Goldmoon se alejó de prisa junto con algunos de los otros Hombres de las Llanuras y empezó a explicar a la gente el peligro que corrían.

Aquí y allí, se oyó el lloriqueo de un niño, gemidos y gritos sofocados a medida que el miedo al dragón se propagaba, pero Goldmoon y los demás estaban cerca para darles consuelo con plegarias a los dioses.

Los dragones llegaron a un punto situado por encima de la arboleda quemada. Lunitari estaba medio llena esa noche y su luz brilló en las rojas escamas y en la figura con un yelmo montada en el primer dragón. Riverwind reconoció la máscara astada de lord Verminaard. Detrás de él volaban cuatro dragones más. Mientras los observaba, el vuelo de los reptiles perdió velocidad. Las bestias empezaron a realizar lentos virajes que los llevaron encima de las cuevas en las que los refugiados habían vivido.

Aquéllos no eran los gráciles y ágiles Dragones Rojos que Riverwind había visto combatiendo en el cielo de Pax Tharkas. Esos dragones volaban con pesadez y, de nuevo, tuvo la impresión de que llevaban una carga pesada.

Gilthanas apareció a su lado.

—¿Qué pasa con Laurana y con los que están al otro lado de la cornisa? —preguntó.

Riverwind había estado pensando en Hederick y los que se habían quedado en el valle y sólo supo sacudir la cabeza, consciente de que no tenían ninguna posibilidad. Entonces se dio cuenta de lo que preguntaba realmente Gilthanas. Se refería a los que todavía no se habían aventurado por la cornisa. Estaban acampados a descubierto, en la cara de la montaña, sin un sitio donde refugiarse ni donde ocultarse.

—Tenemos que conseguir que crucen —lo apremió el elfo.

—¿A oscuras? Demasiado arriesgado. —Riverwind sacudió la cabeza—. Confiemos en que los dragones se contenten con atacar las cuevas. Y esperemos que no se les ocurra volar en esta dirección.

Se preparó para ver cómo los dragones escupían fuego sobre las cuevas, pero no ocurrió así. Por el contrario, los dragones siguieron sobrevolando el valle en círculos cada vez más bajos, descendiendo en una formación en espiral. El dragón que llevaba a Verminaard permaneció a más altura, observando desde arriba. Riverwind estaba desconcertado y entonces divisó algo que incrementó su desconcierto.

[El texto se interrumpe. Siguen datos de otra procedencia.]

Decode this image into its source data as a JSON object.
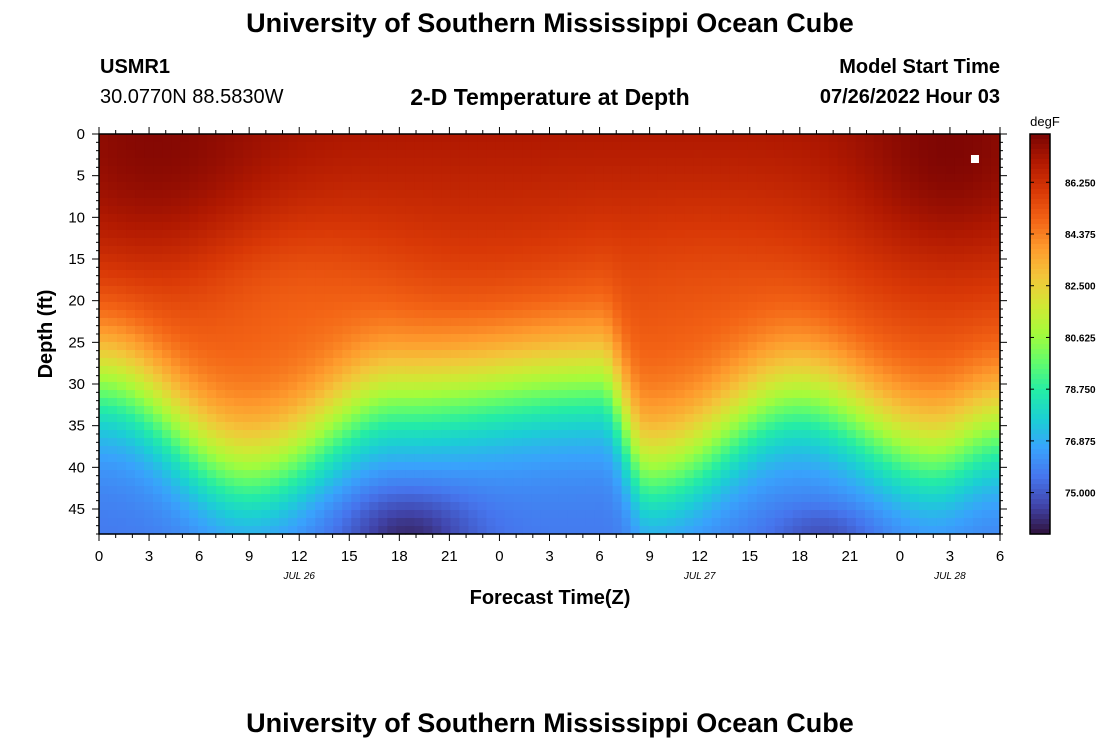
{
  "header": {
    "title": "University of Southern Mississippi Ocean Cube",
    "station": "USMR1",
    "coords": "30.0770N  88.5830W",
    "plot_title": "2-D Temperature at Depth",
    "model_label": "Model Start Time",
    "model_time": "07/26/2022 Hour 03"
  },
  "footer": {
    "title": "University of Southern Mississippi Ocean Cube"
  },
  "chart_data": {
    "type": "heatmap",
    "title": "2-D Temperature at Depth",
    "xlabel": "Forecast Time(Z)",
    "ylabel": "Depth (ft)",
    "x_tick_labels": [
      "0",
      "3",
      "6",
      "9",
      "12",
      "15",
      "18",
      "21",
      "0",
      "3",
      "6",
      "9",
      "12",
      "15",
      "18",
      "21",
      "0",
      "3",
      "6"
    ],
    "x_range_hours": [
      0,
      54
    ],
    "date_labels": [
      {
        "label": "JUL 26",
        "hour": 12
      },
      {
        "label": "JUL 27",
        "hour": 36
      },
      {
        "label": "JUL 28",
        "hour": 51
      }
    ],
    "y_tick_labels": [
      "0",
      "5",
      "10",
      "15",
      "20",
      "25",
      "30",
      "35",
      "40",
      "45"
    ],
    "y_range_ft": [
      0,
      48
    ],
    "colorbar": {
      "unit": "degF",
      "range": [
        73.5,
        88.0
      ],
      "ticks": [
        "86.250",
        "84.375",
        "82.500",
        "80.625",
        "78.750",
        "76.875",
        "75.000"
      ],
      "colors": [
        "#30123b",
        "#4145ab",
        "#4675ed",
        "#39a2fc",
        "#1bcfd4",
        "#24eca6",
        "#61fc6c",
        "#a4fc3b",
        "#d1e834",
        "#f3c63a",
        "#fe9b2d",
        "#f36315",
        "#d93806",
        "#b11901",
        "#7a0403"
      ]
    },
    "marker": {
      "hour": 52.5,
      "depth_ft": 3
    },
    "thermocline_depth_ft": [
      {
        "hour": 0,
        "depth": 30
      },
      {
        "hour": 9,
        "depth": 41
      },
      {
        "hour": 18,
        "depth": 32
      },
      {
        "hour": 30,
        "depth": 30
      },
      {
        "hour": 33,
        "depth": 41
      },
      {
        "hour": 42,
        "depth": 32
      },
      {
        "hour": 50,
        "depth": 39
      },
      {
        "hour": 54,
        "depth": 36
      }
    ],
    "surface_max_degF": 88,
    "bottom_min_degF": 73.5
  }
}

Unos bultos caían de la espalda de los dragones; o al menos eso era lo que parecían. A Riverwind no se le ocurría qué podían estar dejando caer los reptiles. Entonces dio un respingo, horrorizado.

No eran bultos. ¡Eran draconianos y saltaban del lomo de los dragones! Distinguía las alas de las criaturas al extenderlas cuando saltaban, veía la luz de la luna destellar en las pieles escamosas y en las hojas de las espadas.

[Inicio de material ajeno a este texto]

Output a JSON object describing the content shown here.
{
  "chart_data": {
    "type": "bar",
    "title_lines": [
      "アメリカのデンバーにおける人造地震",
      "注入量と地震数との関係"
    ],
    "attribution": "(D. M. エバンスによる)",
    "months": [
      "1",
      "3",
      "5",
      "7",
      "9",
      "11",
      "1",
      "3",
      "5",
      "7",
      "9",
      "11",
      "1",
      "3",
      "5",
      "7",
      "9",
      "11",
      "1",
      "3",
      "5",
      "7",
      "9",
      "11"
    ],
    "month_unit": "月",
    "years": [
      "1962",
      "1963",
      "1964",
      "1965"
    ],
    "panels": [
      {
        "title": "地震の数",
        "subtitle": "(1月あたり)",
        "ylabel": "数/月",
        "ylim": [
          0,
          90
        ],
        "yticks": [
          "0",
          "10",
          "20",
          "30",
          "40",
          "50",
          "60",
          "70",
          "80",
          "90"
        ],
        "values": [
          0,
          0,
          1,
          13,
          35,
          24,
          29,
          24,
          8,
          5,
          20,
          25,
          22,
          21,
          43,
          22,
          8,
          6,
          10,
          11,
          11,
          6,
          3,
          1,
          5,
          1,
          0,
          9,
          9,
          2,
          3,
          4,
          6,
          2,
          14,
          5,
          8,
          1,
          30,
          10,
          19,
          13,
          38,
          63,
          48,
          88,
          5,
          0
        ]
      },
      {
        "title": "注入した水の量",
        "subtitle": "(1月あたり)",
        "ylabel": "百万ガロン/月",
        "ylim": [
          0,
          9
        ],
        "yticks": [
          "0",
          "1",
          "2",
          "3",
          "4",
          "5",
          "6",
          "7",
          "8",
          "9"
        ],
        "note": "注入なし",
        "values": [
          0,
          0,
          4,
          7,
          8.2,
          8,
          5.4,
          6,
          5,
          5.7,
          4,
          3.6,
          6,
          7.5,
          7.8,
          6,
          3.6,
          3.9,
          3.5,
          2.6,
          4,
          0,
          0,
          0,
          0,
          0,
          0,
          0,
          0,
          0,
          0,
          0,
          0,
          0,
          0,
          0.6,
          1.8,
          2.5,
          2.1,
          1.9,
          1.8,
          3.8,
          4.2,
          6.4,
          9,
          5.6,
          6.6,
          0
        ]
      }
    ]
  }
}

Las alas de los draconianos frenaban el descenso y los capacitaban para planear a fin de aterrizar cuando llegaban al suelo. Por lo visto no eran expertos en saltar desde los dragones, ya que algunos caían de cabeza contra las gruesas ramas de los árboles y muchos se zambullían, pateando y agitando los brazos, en el arroyo. Aullidos de rabia rasgaron el gélido aire de la noche. Riverwind alcanzó a oír las voces gritando órdenes a los que habían aterrizado cuando los oficiales intentaron poner orden, encontrar a los soldados y situarlos en formación.

Eso no tardaría mucho en conseguirse. Los draconianos marcharían hacia las cuevas y descubrirían que su presa había huido. Empezarían a buscarlos.

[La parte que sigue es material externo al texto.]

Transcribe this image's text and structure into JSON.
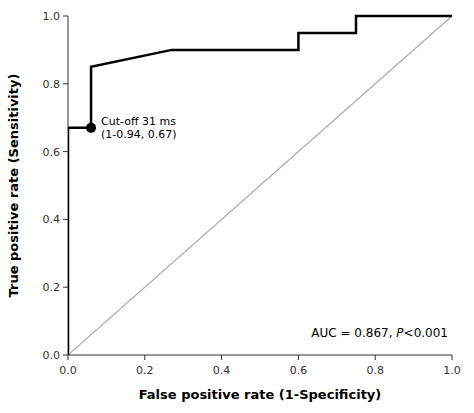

—Tienes razón —le dijo a Gilthanas—. Tenemos que hacer que crucen los que están al otro lado. —Sacudió la cabeza despacio—. ¡Los dioses nos ayuden!

Caminar por la empinada y angosta cornisa había sido difícil y atemorizador con la luz del día y ahora tenía que pedir a esas personas que lo hicieran de noche y a oscuras. Y en silencio.